Arief Yahya, Pariwisata Indonesia dan Pemasaran Digital
Sesaat setelah diumumkan, Menteri Pariwisata yang baru mengumumkan akan menggabungkan pariwisata dengan Information, Communication & Technology (ICT). Latar belakang beliau sebagai salah satu petinggi perusahaan telekomunikasi nomor satu di Indonesia sangat memungkinkan untuk mewujudkan hal tersebut. Komentar Presiden Jokowi juga semakin menebalkan rasa percaya diri. Beliau diyakini bisa memasarkan apapun. Memang sejatinya, pariwisata Indonesia memerlukan pemasar yang handal. Buku beliau, Paradox Marketing, adalah salah satu buku marketing terbaik yang pernah saya baca. Pariwisata Indonesia akan terbang tinggi.

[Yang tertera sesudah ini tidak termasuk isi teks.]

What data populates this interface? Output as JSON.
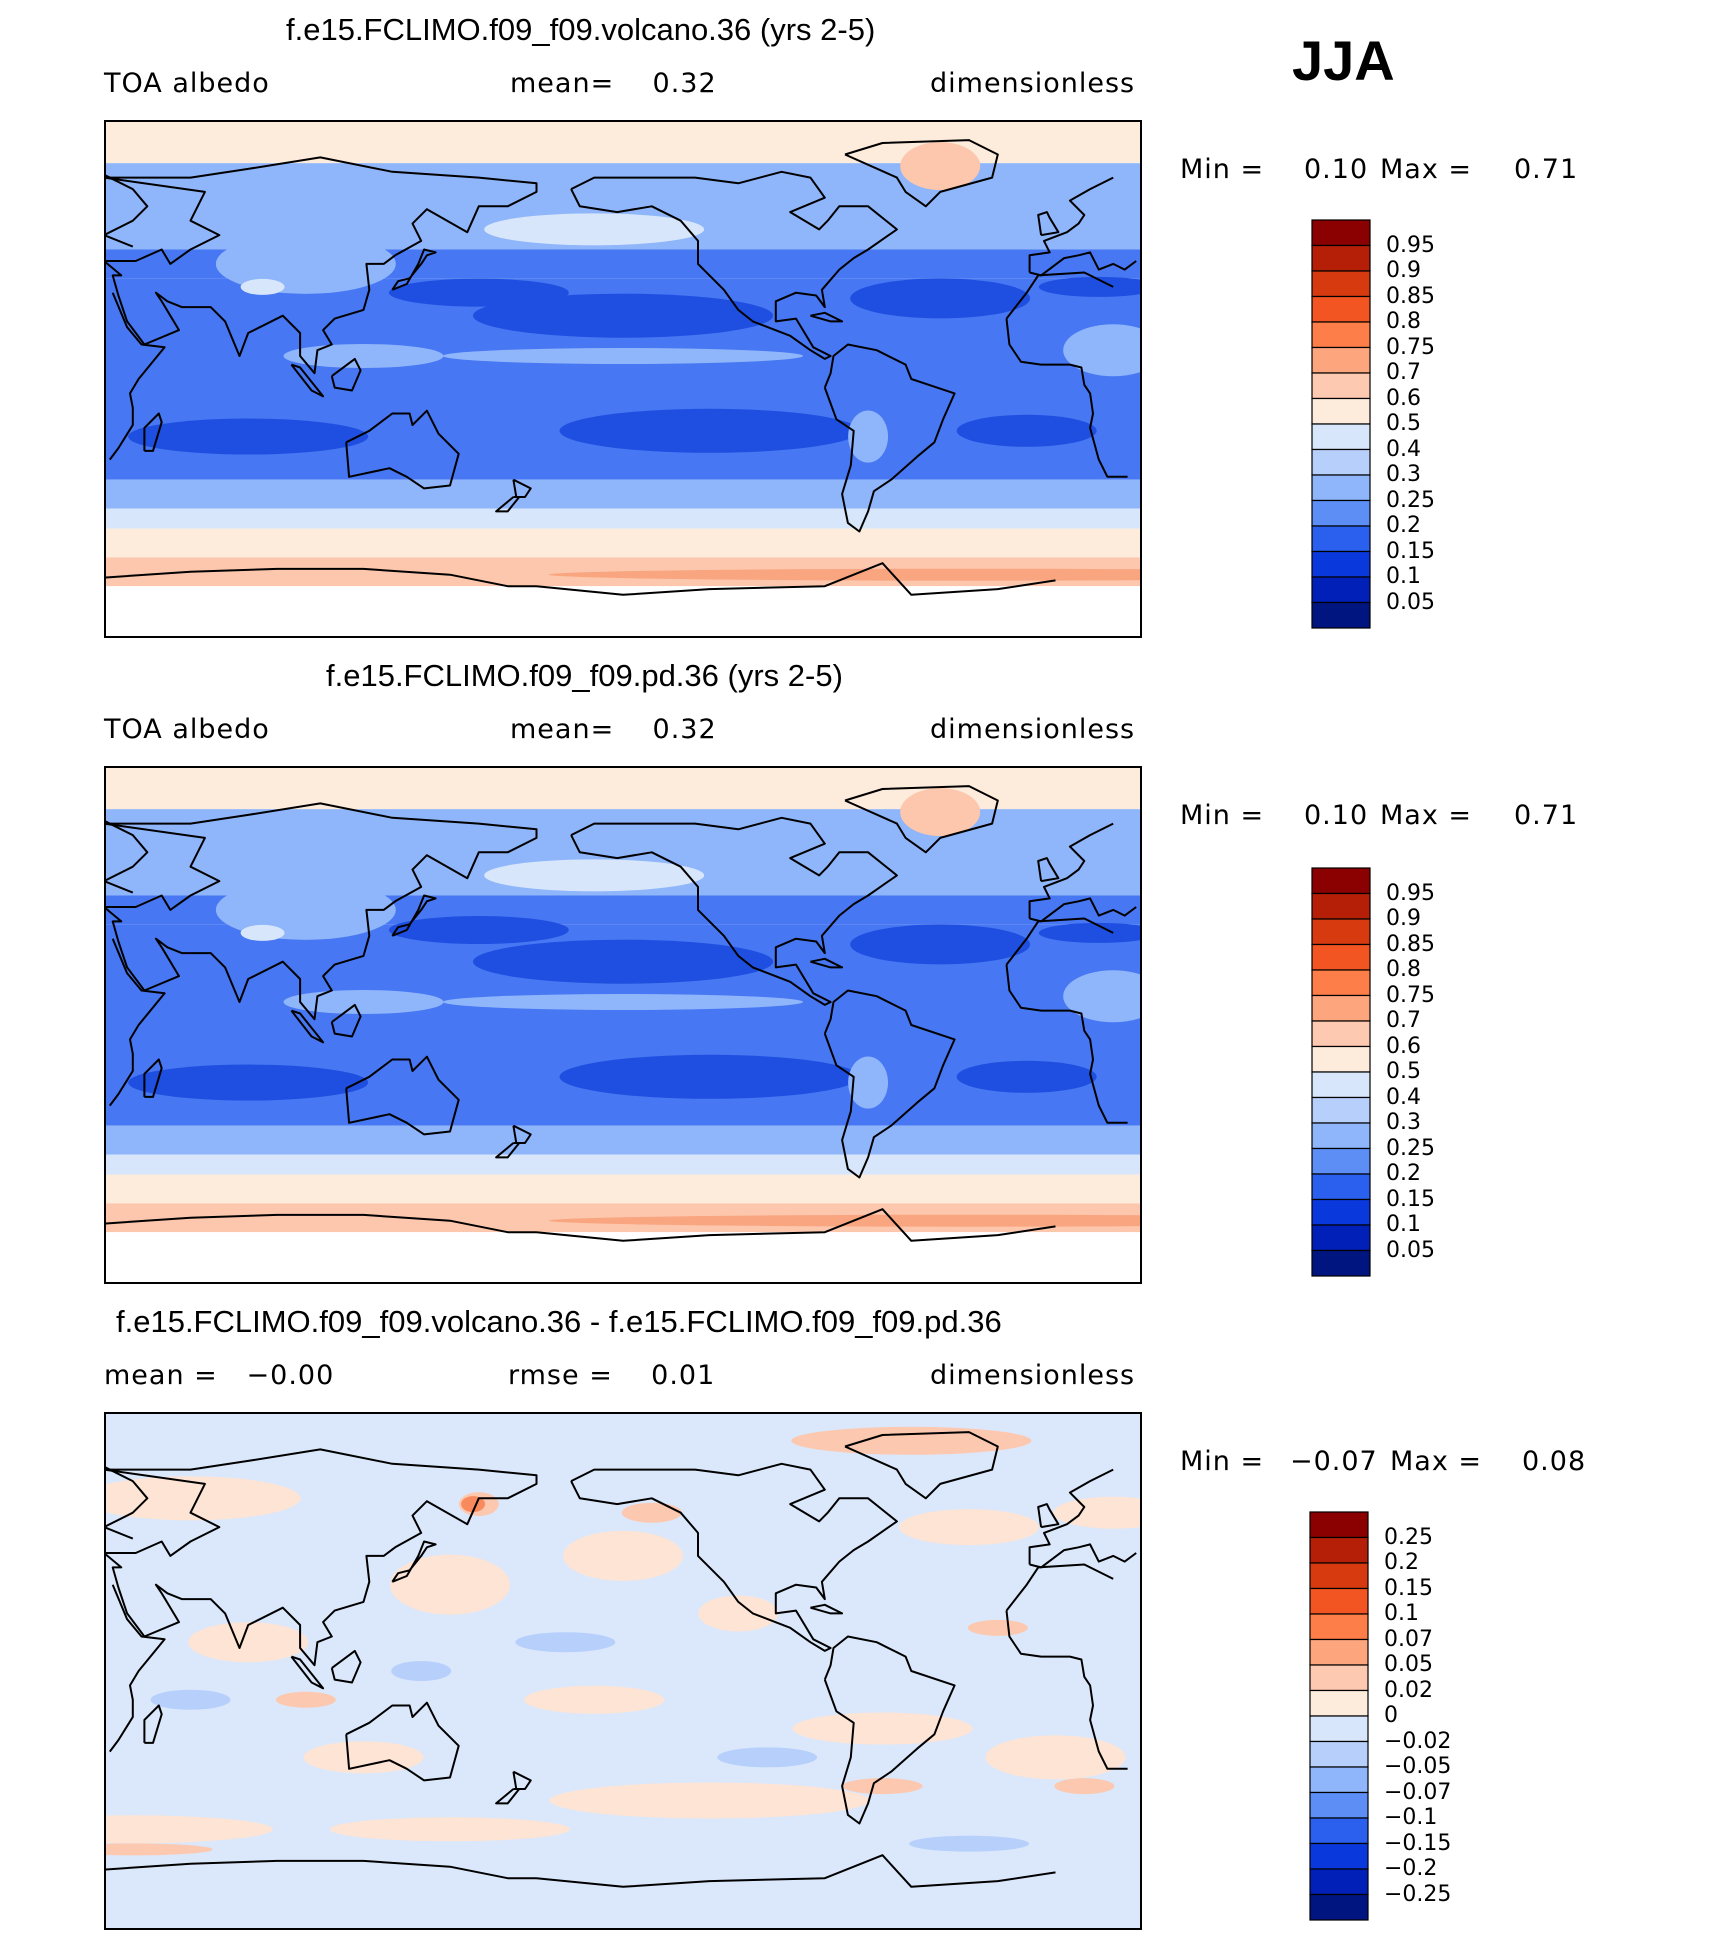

Tetapi dibalik itu semua, terdapat beberapa hal yang harus dipahami. Pariwisata di semua belahan dunia, tidak bisa semata-mata disejajarkan dengan ilmu pemasaran. Selain terdapat berbagai batasan secara kapasitas, Indonesia sebagai sebuah destinasi, tentu saja juga harus menentukan terlebih dahulu batasan-batasan yang diperlukan. Biar bagaimanapun juga, keberhasilan sebuah pariwisata bukanlah dari jumlah wisatawan yang datang saja. Akan tetapi, juga dari sustainability-nya, baik secara ekonomi, sosial budaya maupun lingkungan.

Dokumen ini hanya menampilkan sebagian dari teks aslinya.